751 thoughts on “Man refuses to stand for Pledge of Allegiance; forcibly removed from public meeting

  1. Pappdukes says:

    P.S. The Police Chief should be commended for peacefully ejecting this Citizen Troll out of the Chamber.

  2. Nick Hamerla says:

    Only a group of [email protected]&%#€ liberals, who converted to “conservatism” (for today’s lesson we will refer to them as the soulless, anti American scumbags they are – libertarians) whose reason for converting had nothing other than utilizing the constitution to justify their reprehensible contempt for everything American and Christian. You are no better than these Muslim extremists hiding behind the First Amendment. Your freedom of religion does not mean freedom from religion… and while you might make the argument we were not founded as a Christian nation, there is far and away more evidence we were than any evidence that we were founded as an athiest or muslim nation. You and the burka crowd are useful allies aren’t you? Ha

  3. Nick Hamerla says:

    I have a theory that libertarians are nothing other than converted liberals whose reasons for converting had nothing other to do with their contempt for America and any traditional way of life. Instead now here trying to use the constitution against anything they deem patriotic or Christian. Kind of makes me sick to my stomach to listen to any of you justify this man’s behavior. Not all veterans agree with his “right” to disrespect this country’s flag or its (like it or not) deeply established religion.

  4. Nick Hamerla says:

    And you can’t fire a police chief for removing an individual for disrupting a public meeting. Over react much?

  5. Ignatz says:

    If the Pledge of Allegiance is compelled, it is meaningless.

  6. GlennBillings says:

    I agree with the author of this article. You see, part of the 1st Amendment right to free speech is the right to NOT be compelled say any speech or take any oaths.

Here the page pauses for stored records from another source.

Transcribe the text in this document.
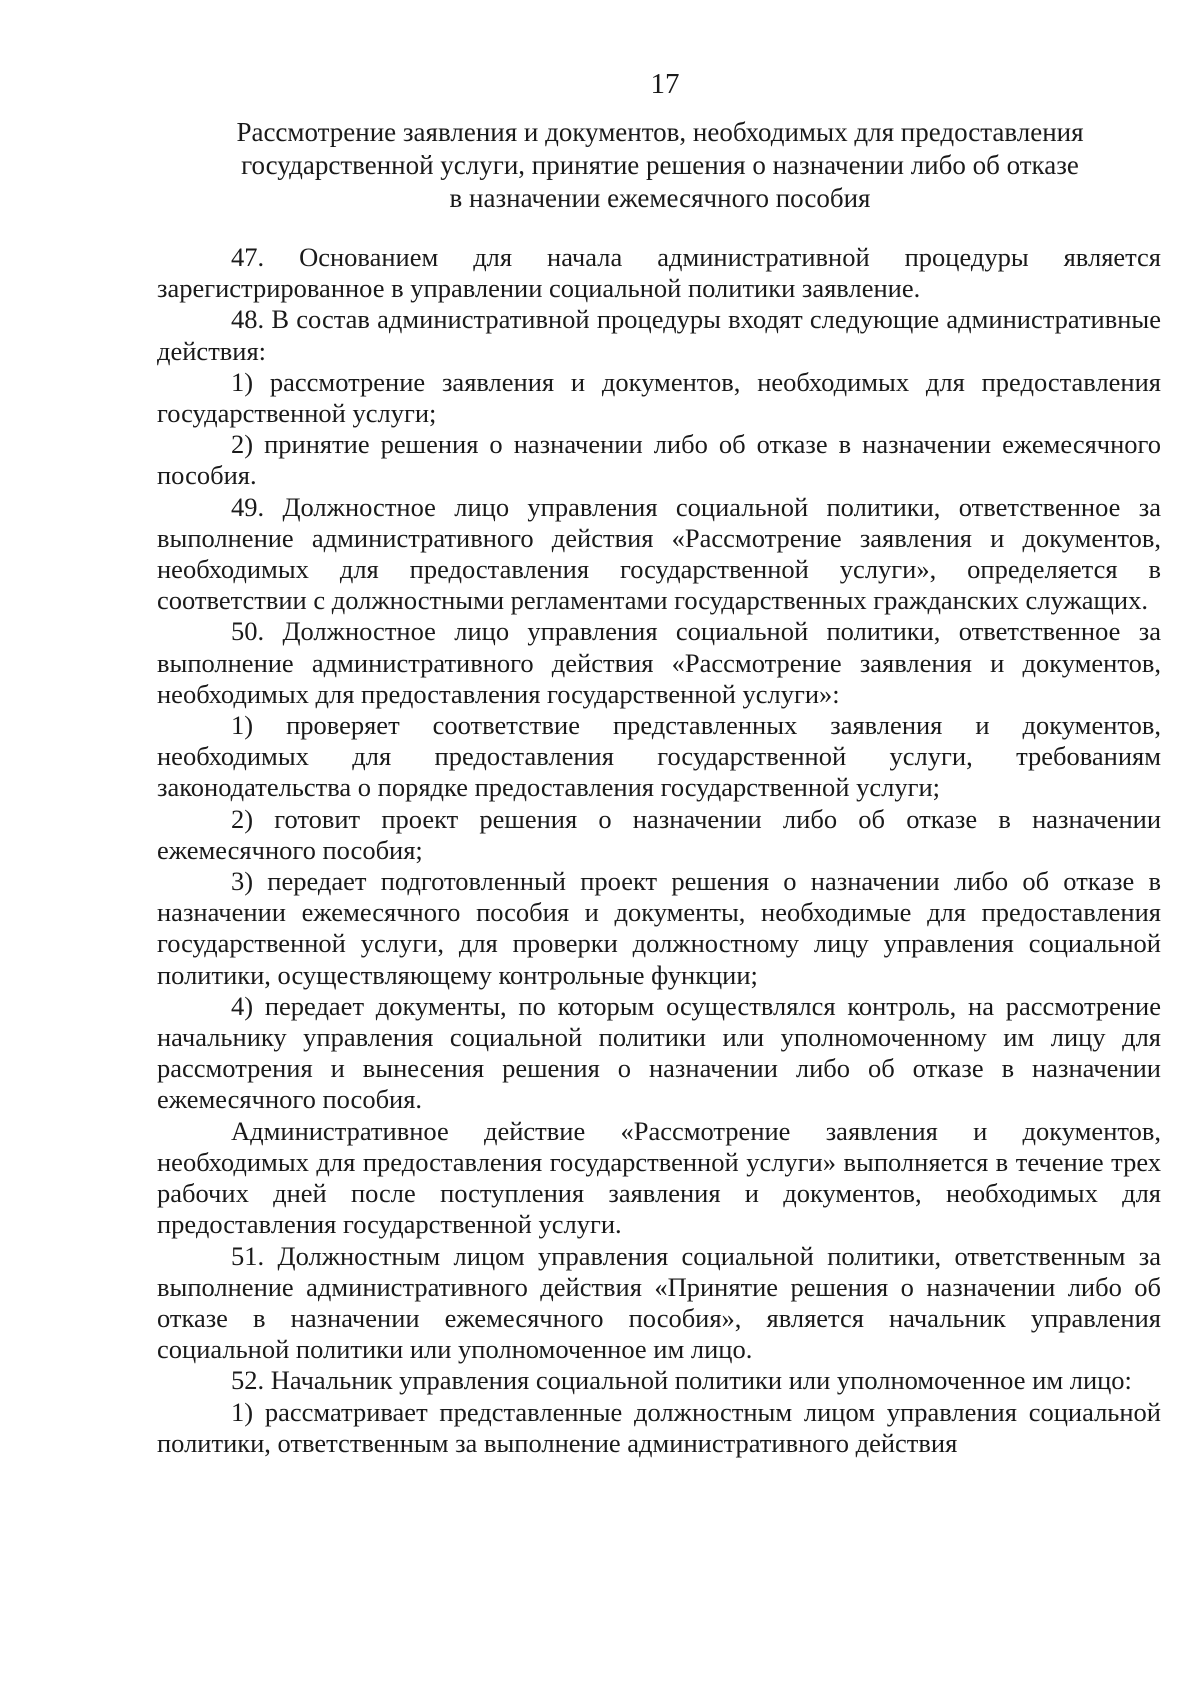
17
Рассмотрение заявления и документов, необходимых для предоставления
государственной услуги, принятие решения о назначении либо об отказе
в назначении ежемесячного пособия

47. Основанием для начала административной процедуры является зарегистрированное в управлении социальной политики заявление.

48. В состав административной процедуры входят следующие административные действия:

1) рассмотрение заявления и документов, необходимых для предоставления государственной услуги;

2) принятие решения о назначении либо об отказе в назначении ежемесячного пособия.

49. Должностное лицо управления социальной политики, ответственное за выполнение административного действия «Рассмотрение заявления и документов, необходимых для предоставления государственной услуги», определяется в соответствии с должностными регламентами государственных гражданских служащих.

50. Должностное лицо управления социальной политики, ответственное за выполнение административного действия «Рассмотрение заявления и документов, необходимых для предоставления государственной услуги»:

1) проверяет соответствие представленных заявления и документов, необходимых для предоставления государственной услуги, требованиям законодательства о порядке предоставления государственной услуги;

2) готовит проект решения о назначении либо об отказе в назначении ежемесячного пособия;

3) передает подготовленный проект решения о назначении либо об отказе в назначении ежемесячного пособия и документы, необходимые для предоставления государственной услуги, для проверки должностному лицу управления социальной политики, осуществляющему контрольные функции;

4) передает документы, по которым осуществлялся контроль, на рассмотрение начальнику управления социальной политики или уполномоченному им лицу для рассмотрения и вынесения решения о назначении либо об отказе в назначении ежемесячного пособия.

Административное действие «Рассмотрение заявления и документов, необходимых для предоставления государственной услуги» выполняется в течение трех рабочих дней после поступления заявления и документов, необходимых для предоставления государственной услуги.

51. Должностным лицом управления социальной политики, ответственным за выполнение административного действия «Принятие решения о назначении либо об отказе в назначении ежемесячного пособия», является начальник управления социальной политики или уполномоченное им лицо.

52. Начальник управления социальной политики или уполномоченное им лицо:

1) рассматривает представленные должностным лицом управления социальной политики, ответственным за выполнение административного действия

    The Framers were quite clear that they wanted no religious oaths for taking any governmental offices. The only oath they are required to take is the oath quoted in the constitution to support and defend the constitution.

    The Pledge of Allegiance was created to perpetuate a nationalist socialist agenda.

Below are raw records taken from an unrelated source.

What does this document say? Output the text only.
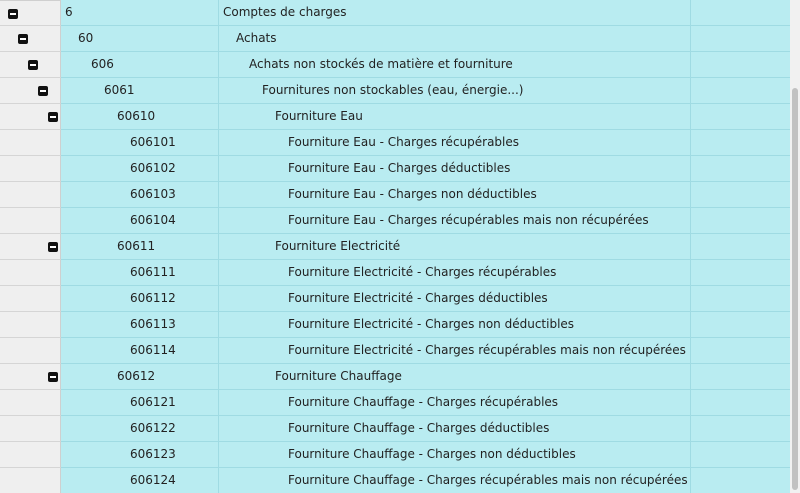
6	Comptes de charges
60	Achats
606	Achats non stockés de matière et fourniture
6061	Fournitures non stockables (eau, énergie...)
60610	Fourniture Eau
606101	Fourniture Eau - Charges récupérables
606102	Fourniture Eau - Charges déductibles
606103	Fourniture Eau - Charges non déductibles
606104	Fourniture Eau - Charges récupérables mais non récupérées
60611	Fourniture Electricité
606111	Fourniture Electricité - Charges récupérables
606112	Fourniture Electricité - Charges déductibles
606113	Fourniture Electricité - Charges non déductibles
606114	Fourniture Electricité - Charges récupérables mais non récupérées
60612	Fourniture Chauffage
606121	Fourniture Chauffage - Charges récupérables
606122	Fourniture Chauffage - Charges déductibles
606123	Fourniture Chauffage - Charges non déductibles
606124	Fourniture Chauffage - Charges récupérables mais non récupérées
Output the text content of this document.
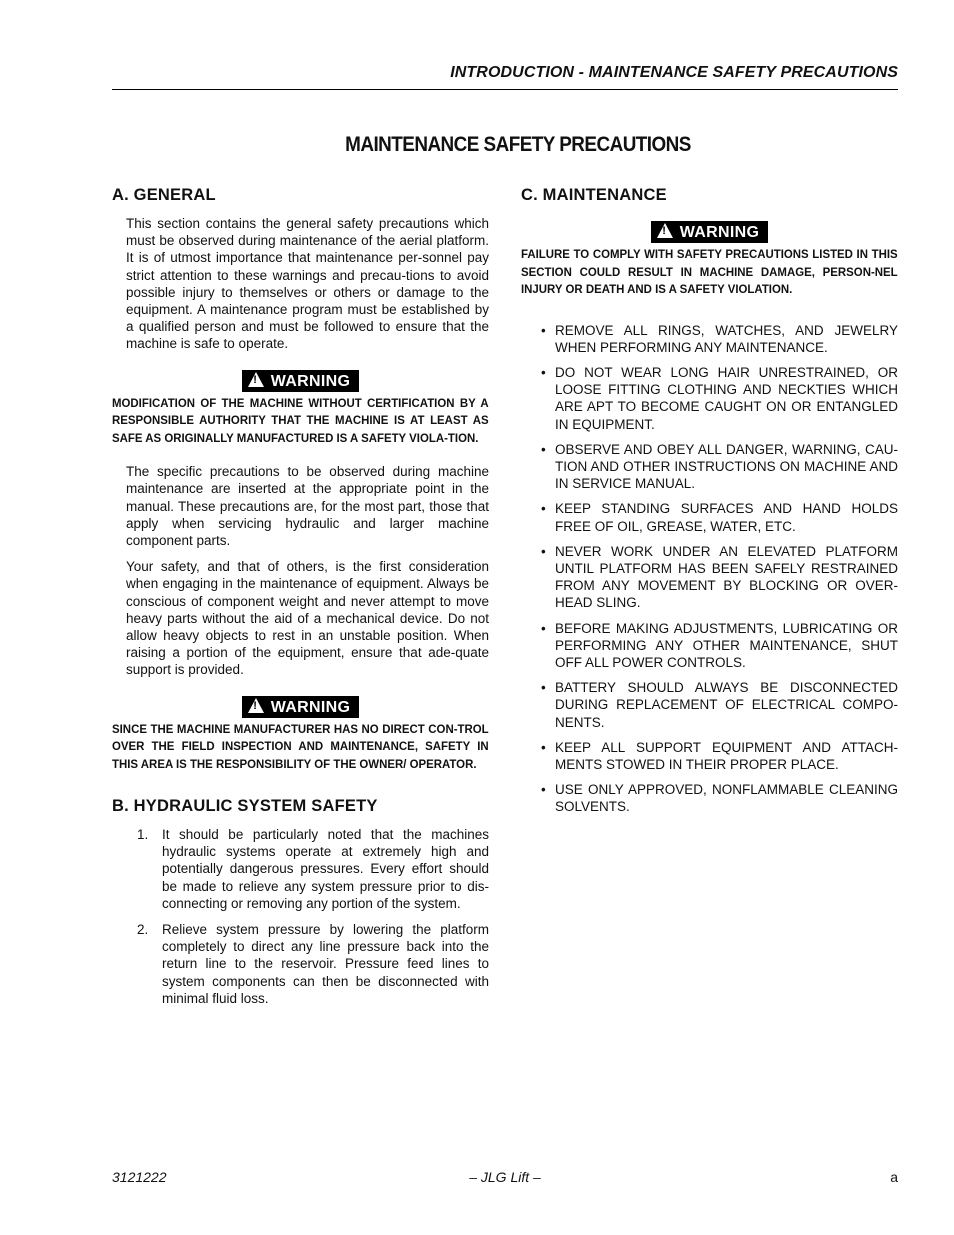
INTRODUCTION - MAINTENANCE SAFETY PRECAUTIONS
MAINTENANCE SAFETY PRECAUTIONS
A. GENERAL

This section contains the general safety precautions which must be observed during maintenance of the aerial platform. It is of utmost importance that maintenance per-sonnel pay strict attention to these warnings and precau-tions to avoid possible injury to themselves or others or damage to the equipment. A maintenance program must be established by a qualified person and must be followed to ensure that the machine is safe to operate.

!WARNING

MODIFICATION OF THE MACHINE WITHOUT CERTIFICATION BY A RESPONSIBLE AUTHORITY THAT THE MACHINE IS AT LEAST AS SAFE AS ORIGINALLY MANUFACTURED IS A SAFETY VIOLA-TION.

The specific precautions to be observed during machine maintenance are inserted at the appropriate point in the manual. These precautions are, for the most part, those that apply when servicing hydraulic and larger machine component parts.

Your safety, and that of others, is the first consideration when engaging in the maintenance of equipment. Always be conscious of component weight and never attempt to move heavy parts without the aid of a mechanical device. Do not allow heavy objects to rest in an unstable position. When raising a portion of the equipment, ensure that ade-quate support is provided.

!WARNING

SINCE THE MACHINE MANUFACTURER HAS NO DIRECT CON-TROL OVER THE FIELD INSPECTION AND MAINTENANCE, SAFETY IN THIS AREA IS THE RESPONSIBILITY OF THE OWNER/ OPERATOR.

B. HYDRAULIC SYSTEM SAFETY
1. It should be particularly noted that the machines hydraulic systems operate at extremely high and potentially dangerous pressures. Every effort should be made to relieve any system pressure prior to dis-connecting or removing any portion of the system.
2. Relieve system pressure by lowering the platform completely to direct any line pressure back into the return line to the reservoir. Pressure feed lines to system components can then be disconnected with minimal fluid loss.
C. MAINTENANCE
!WARNING

FAILURE TO COMPLY WITH SAFETY PRECAUTIONS LISTED IN THIS SECTION COULD RESULT IN MACHINE DAMAGE, PERSON-NEL INJURY OR DEATH AND IS A SAFETY VIOLATION.

• REMOVE ALL RINGS, WATCHES, AND JEWELRY WHEN PERFORMING ANY MAINTENANCE.
• DO NOT WEAR LONG HAIR UNRESTRAINED, OR LOOSE FITTING CLOTHING AND NECKTIES WHICH ARE APT TO BECOME CAUGHT ON OR ENTANGLED IN EQUIPMENT.
• OBSERVE AND OBEY ALL DANGER, WARNING, CAU-TION AND OTHER INSTRUCTIONS ON MACHINE AND IN SERVICE MANUAL.
• KEEP STANDING SURFACES AND HAND HOLDS FREE OF OIL, GREASE, WATER, ETC.
• NEVER WORK UNDER AN ELEVATED PLATFORM UNTIL PLATFORM HAS BEEN SAFELY RESTRAINED FROM ANY MOVEMENT BY BLOCKING OR OVER-HEAD SLING.
• BEFORE MAKING ADJUSTMENTS, LUBRICATING OR PERFORMING ANY OTHER MAINTENANCE, SHUT OFF ALL POWER CONTROLS.
• BATTERY SHOULD ALWAYS BE DISCONNECTED DURING REPLACEMENT OF ELECTRICAL COMPO-NENTS.
• KEEP ALL SUPPORT EQUIPMENT AND ATTACH-MENTS STOWED IN THEIR PROPER PLACE.
• USE ONLY APPROVED, NONFLAMMABLE CLEANING SOLVENTS.
3121222	– JLG Lift –	a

    The Framers were also quite clear that they as agents for the people did not create a NATION but a CONFEDERATION of sovereign, independent States.
    The united States (per the capitalization of the Declaration) is NOT A NTION. The Framers specifically voted against this in the constitutional convention.

    They created a confederation of states not a consolidation of a states.
    A NATION is a consolidation.

    The constitution is very clear in the federal government has ONLY the explicit, enumerated powers granted to it, and NO MORE.
    No where is the federal government given the power to compel any one to say any thing. And his mere presence and is mere sitting while every one is standing and reciting the pledge is protected speech.

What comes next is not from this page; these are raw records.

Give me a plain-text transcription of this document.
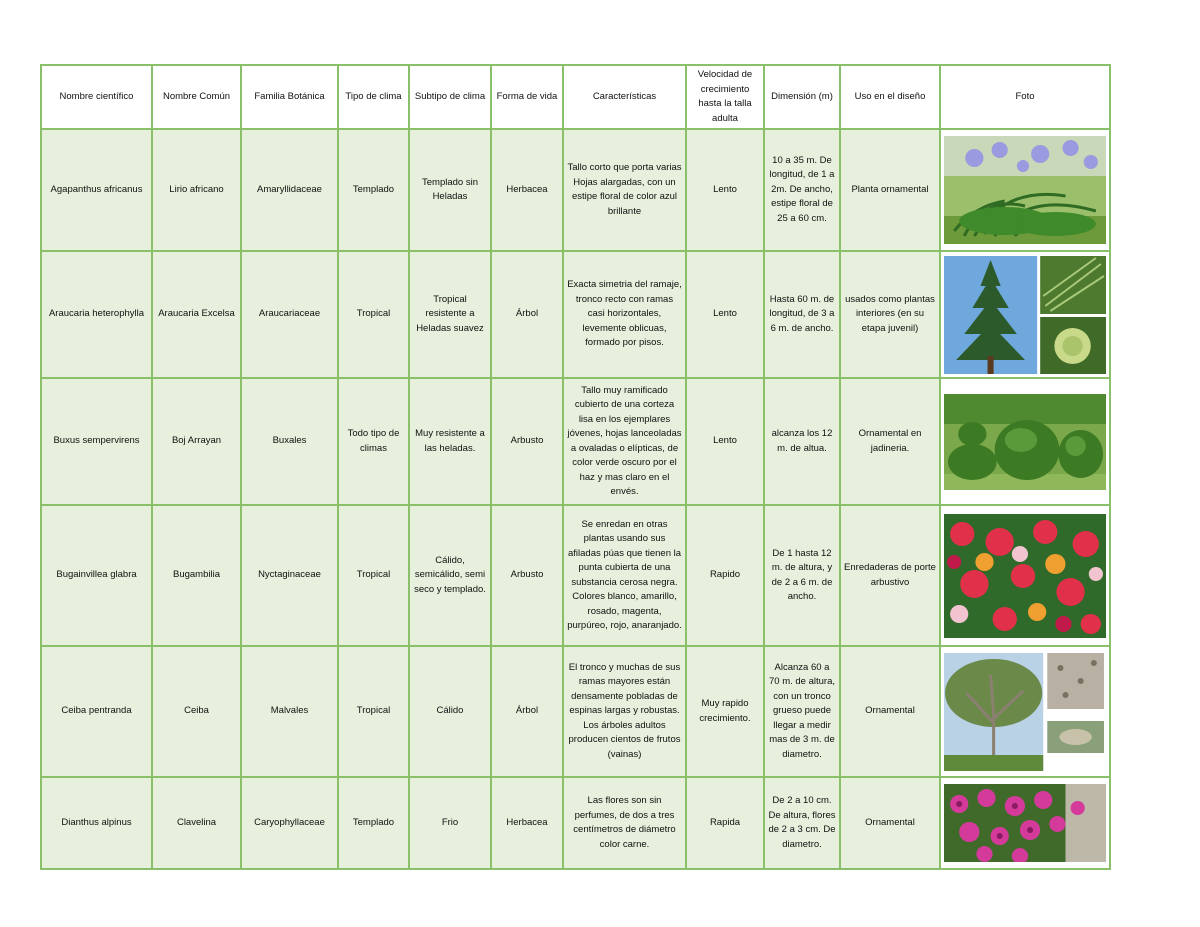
Nombre científico	Nombre Común	Familia Botánica	Tipo de clima	Subtipo de clima	Forma de vida	Características	Velocidad de crecimiento hasta la talla adulta	Dimensión (m)	Uso en el diseño	Foto
Agapanthus africanus	Lirio africano	Amaryllidaceae	Templado	Templado sin Heladas	Herbacea	Tallo corto que porta varias Hojas alargadas, con un estipe floral de color azul brillante	Lento	10 a 35 m. De longitud, de 1 a 2m. De ancho, estipe floral de 25 a 60 cm.	Planta ornamental	

Araucaria heterophylla	Araucaria Excelsa	Araucariaceae	Tropical	Tropical resistente a Heladas suavez	Árbol	Exacta simetria del ramaje, tronco recto con ramas casi horizontales, levemente oblicuas, formado por pisos.	Lento	Hasta 60 m. de longitud, de 3 a 6 m. de ancho.	usados como plantas interiores (en su etapa juvenil)	

Buxus sempervirens	Boj Arrayan	Buxales	Todo tipo de climas	Muy resistente a las heladas.	Arbusto	Tallo muy ramificado cubierto de una corteza lisa en los ejemplares jóvenes, hojas lanceoladas a ovaladas o elípticas, de color verde oscuro por el haz y mas claro en el envés.	Lento	alcanza los 12 m. de altua.	Ornamental en jadineria.	

Bugainvillea glabra	Bugambilia	Nyctaginaceae	Tropical	Cálido, semicálido, semi seco y templado.	Arbusto	Se enredan en otras plantas usando sus afiladas púas que tienen la punta cubierta de una substancia cerosa negra. Colores blanco, amarillo, rosado, magenta, purpúreo, rojo, anaranjado.	Rapido	De 1 hasta 12 m. de altura, y de 2 a 6 m. de ancho.	Enredaderas de porte arbustivo	

Ceiba pentranda	Ceiba	Malvales	Tropical	Cálido	Árbol	El tronco y muchas de sus ramas mayores están densamente pobladas de espinas largas y robustas. Los árboles adultos producen cientos de frutos (vainas)	Muy rapido crecimiento.	Alcanza 60 a 70 m. de altura, con un tronco grueso puede llegar a medir mas de 3 m. de diametro.	Ornamental	

Dianthus alpinus	Clavelina	Caryophyllaceae	Templado	Frio	Herbacea	Las flores son sin perfumes, de dos a tres centímetros de diámetro color carne.	Rapida	De 2 a 10 cm. De altura, flores de 2 a 3 cm. De diametro.	Ornamental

    I think it is a great disrespect to the flag to burn it, but that is a citizens right of protected speech to burn the flag.

    If it is protected speech to be able to burn the flag, it is protected speech to not have to stand and recite any pledge to it.

    That being said, I have no idea of what Florida constitution and law is on this matter. But I do know that it is the right of the state to protect the citizens rights when the federal government violates those rights.
    The state governments are closer to the citizen and thus should be more responsive to protections.
    I only know that the constitution says the states are not allowed to do certain things, but other than that, they have the right to do whatever the people of their state says.
    So the real question is what does the Florida constitution and Florida law say?

  7. Daniel Pose says:

    nick aponzi – Why r u so angry about being schooled here about the pledge? You should be angry at the government schools (socialist schools) for keeping you so stupid. No one should stand for nor chant the Pledge of Allegiance because it was the origin of the Nazi salute and Nazi behavior (that is one of the amazing discoveries of the historian Dr. Rex Curry, as described in the book “Pledge of Allegiance + Swastika Secrets” by author Ian Tinny).